Wolbachia gene expression induces compensatory responses specific to host cell type. A-F) Wolbachia eigengene module evidence associated with cell type. A-C) S2-associated wMel eigengene module 2 A) values, B) KEGG enrichment network, and C) gene count plots for some of the most upregulated wMel genes in S2 cells. D-G) JW18-associated wMel eigengene module 1 D) values, E) KEGG enrichment network, F) GO process enrichment terms (p ≤ 0.05), and G) gene count plots for some of the most upregulated wMel genes in JW18 cells. D. melanogaster eigengene modules associated with wMel infection in H-P) S2 cells and in Q-V) JW18 cells. S2-wMel-associated Drosophila H, K, N) module 8, 7, and 5 eigengene values, I) module 8 KEGG enrichment network, J,L) module 8 and 7 GO function enrichment plots, M,P) module 7 and 5 GO process enrichment plots, and O) module 5 GO component enrichment plots. JW18-wMel-associated Drosophila Q,T) module 4 and 6 eigengene values, R) module 4 KEGG enrichment network, S,V) module 4 and 6 GO process enrichment plots, and U) module 6 GO component plot.

Figure 5.

Genomic browser views of the Micro-C results for two representative WGCNA module co-localized regions showing multiple data tracks.
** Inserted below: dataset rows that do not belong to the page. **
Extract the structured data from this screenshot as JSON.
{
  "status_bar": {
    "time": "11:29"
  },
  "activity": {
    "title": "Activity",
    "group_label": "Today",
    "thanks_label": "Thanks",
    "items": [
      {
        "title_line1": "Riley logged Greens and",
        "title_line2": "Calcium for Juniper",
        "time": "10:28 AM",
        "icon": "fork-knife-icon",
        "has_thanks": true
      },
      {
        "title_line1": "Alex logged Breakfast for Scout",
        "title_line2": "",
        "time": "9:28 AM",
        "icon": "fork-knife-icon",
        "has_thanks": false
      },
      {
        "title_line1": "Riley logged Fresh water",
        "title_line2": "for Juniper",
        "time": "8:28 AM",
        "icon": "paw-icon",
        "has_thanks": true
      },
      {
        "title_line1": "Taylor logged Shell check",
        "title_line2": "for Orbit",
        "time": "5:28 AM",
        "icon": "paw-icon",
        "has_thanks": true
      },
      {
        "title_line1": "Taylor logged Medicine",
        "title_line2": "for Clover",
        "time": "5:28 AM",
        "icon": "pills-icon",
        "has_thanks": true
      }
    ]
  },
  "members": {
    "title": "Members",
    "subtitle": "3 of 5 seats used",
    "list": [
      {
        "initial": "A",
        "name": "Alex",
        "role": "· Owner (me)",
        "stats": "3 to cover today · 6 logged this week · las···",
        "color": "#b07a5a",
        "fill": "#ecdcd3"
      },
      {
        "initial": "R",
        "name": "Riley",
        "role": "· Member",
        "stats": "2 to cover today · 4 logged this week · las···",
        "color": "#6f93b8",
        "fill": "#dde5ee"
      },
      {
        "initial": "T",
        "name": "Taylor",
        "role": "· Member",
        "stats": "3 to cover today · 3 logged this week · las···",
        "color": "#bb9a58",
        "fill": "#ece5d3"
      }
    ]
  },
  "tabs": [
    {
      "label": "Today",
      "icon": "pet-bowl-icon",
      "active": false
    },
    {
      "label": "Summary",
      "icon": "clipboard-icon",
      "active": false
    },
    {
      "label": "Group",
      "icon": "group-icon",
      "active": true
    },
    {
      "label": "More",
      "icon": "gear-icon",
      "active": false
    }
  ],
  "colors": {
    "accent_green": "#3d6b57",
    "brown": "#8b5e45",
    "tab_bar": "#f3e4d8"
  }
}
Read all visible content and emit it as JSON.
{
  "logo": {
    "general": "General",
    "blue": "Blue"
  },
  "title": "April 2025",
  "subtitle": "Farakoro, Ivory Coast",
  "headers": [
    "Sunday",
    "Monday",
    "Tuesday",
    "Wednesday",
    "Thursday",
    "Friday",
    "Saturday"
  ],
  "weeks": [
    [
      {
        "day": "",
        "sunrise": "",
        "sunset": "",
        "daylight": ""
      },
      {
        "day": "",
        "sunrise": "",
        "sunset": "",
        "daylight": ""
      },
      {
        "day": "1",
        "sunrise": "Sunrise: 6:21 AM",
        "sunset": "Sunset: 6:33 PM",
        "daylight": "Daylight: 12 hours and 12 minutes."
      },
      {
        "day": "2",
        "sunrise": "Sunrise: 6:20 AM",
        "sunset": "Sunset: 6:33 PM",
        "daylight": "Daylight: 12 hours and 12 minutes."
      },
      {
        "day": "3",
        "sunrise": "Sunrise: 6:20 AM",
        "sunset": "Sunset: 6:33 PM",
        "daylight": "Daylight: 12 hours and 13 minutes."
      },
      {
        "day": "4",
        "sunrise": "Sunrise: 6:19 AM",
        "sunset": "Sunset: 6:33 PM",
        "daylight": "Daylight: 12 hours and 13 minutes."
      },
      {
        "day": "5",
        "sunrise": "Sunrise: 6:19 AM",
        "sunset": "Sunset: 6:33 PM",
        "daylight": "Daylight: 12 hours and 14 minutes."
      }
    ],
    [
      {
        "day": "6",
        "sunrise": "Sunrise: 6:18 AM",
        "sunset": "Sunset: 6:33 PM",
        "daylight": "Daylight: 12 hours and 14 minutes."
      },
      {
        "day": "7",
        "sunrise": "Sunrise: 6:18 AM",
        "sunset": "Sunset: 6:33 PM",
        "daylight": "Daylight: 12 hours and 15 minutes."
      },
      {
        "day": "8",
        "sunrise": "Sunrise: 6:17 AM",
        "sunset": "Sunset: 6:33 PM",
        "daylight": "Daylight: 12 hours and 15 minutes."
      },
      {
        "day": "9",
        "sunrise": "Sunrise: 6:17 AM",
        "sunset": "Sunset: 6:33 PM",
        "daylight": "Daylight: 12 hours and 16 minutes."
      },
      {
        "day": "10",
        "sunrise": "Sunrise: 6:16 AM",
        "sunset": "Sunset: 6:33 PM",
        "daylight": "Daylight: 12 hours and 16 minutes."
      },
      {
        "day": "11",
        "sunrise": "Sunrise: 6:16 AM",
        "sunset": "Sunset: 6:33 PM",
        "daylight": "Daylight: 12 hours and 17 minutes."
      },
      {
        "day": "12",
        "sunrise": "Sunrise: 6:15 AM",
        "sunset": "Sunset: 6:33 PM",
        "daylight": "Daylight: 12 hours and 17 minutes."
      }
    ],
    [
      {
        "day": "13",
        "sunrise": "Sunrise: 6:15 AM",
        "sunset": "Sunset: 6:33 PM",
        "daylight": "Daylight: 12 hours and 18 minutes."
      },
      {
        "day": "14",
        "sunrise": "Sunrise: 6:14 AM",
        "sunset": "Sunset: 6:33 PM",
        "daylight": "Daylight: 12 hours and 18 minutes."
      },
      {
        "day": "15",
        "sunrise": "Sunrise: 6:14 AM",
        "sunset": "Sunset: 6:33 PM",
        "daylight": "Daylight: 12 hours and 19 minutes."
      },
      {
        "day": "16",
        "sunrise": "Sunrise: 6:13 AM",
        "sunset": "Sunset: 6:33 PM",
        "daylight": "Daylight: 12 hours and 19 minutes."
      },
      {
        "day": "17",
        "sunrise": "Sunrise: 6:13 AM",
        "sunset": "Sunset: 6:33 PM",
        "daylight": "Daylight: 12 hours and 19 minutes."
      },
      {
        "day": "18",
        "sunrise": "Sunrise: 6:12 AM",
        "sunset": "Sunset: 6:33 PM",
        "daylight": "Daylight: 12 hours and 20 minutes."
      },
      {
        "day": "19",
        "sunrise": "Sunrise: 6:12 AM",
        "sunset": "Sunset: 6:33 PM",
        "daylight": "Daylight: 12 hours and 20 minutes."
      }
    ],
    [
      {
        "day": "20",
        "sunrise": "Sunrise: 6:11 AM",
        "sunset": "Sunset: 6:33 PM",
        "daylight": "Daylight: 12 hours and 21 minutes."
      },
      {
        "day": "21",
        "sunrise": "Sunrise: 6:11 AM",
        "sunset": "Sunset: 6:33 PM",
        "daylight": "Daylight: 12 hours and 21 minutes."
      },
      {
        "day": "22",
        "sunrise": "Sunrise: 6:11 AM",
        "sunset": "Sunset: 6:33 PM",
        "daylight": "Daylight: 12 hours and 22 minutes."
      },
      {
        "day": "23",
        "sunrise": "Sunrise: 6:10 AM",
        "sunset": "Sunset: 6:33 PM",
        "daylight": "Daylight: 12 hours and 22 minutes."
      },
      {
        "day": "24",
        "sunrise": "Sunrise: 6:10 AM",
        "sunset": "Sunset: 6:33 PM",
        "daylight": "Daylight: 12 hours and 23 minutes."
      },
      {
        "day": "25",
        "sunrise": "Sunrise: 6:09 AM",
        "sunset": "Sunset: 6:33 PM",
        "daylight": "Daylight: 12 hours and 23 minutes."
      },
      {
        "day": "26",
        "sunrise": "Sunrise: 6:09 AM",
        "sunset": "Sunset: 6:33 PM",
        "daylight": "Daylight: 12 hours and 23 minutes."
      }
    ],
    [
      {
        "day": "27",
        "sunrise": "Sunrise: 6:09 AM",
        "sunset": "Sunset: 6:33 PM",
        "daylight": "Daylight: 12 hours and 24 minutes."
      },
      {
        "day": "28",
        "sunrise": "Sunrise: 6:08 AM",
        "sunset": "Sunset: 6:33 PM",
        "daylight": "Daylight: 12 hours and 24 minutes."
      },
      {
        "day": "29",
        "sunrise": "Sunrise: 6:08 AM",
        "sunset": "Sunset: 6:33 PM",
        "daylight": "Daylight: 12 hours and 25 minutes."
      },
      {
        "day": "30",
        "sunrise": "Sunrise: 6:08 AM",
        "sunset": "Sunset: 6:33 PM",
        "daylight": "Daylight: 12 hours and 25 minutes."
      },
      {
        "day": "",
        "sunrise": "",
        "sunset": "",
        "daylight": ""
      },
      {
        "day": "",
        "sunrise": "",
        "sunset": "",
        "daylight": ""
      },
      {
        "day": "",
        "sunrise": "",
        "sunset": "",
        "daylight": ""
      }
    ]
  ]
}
Regions shown: A-F) Chromosome 3L:0.0–5.0Mb and G-L) Chromosome 2L: 6.0–9.0Mb. A,G) Top two tracks: Chromatin contact heatmaps (green intensity) for JW18 wMel-infected and JW18 uninfected cells. Orange outlines highlight significant (q < 0.1) topologically associated domains (TADs), pink outlines indicate significant contact differences (q < 0.05) between uninfected and wMel-infected JW18 cells.B,H) Middle tracks: Colored dots representing genes from identified eigengene modules. Black lines indicate regions where module genes are statistically enriched, compared to the background gene density. Module-colored vertical dashed lines mark the boundaries of enriched regions. Next two tracks: Contact probability differences between C,I) infected (dark green) and D,J) uninfected cells (light green). E,K), RNA-seq coverage differences. Bottom track: D. melanogaster genome mappability (blue).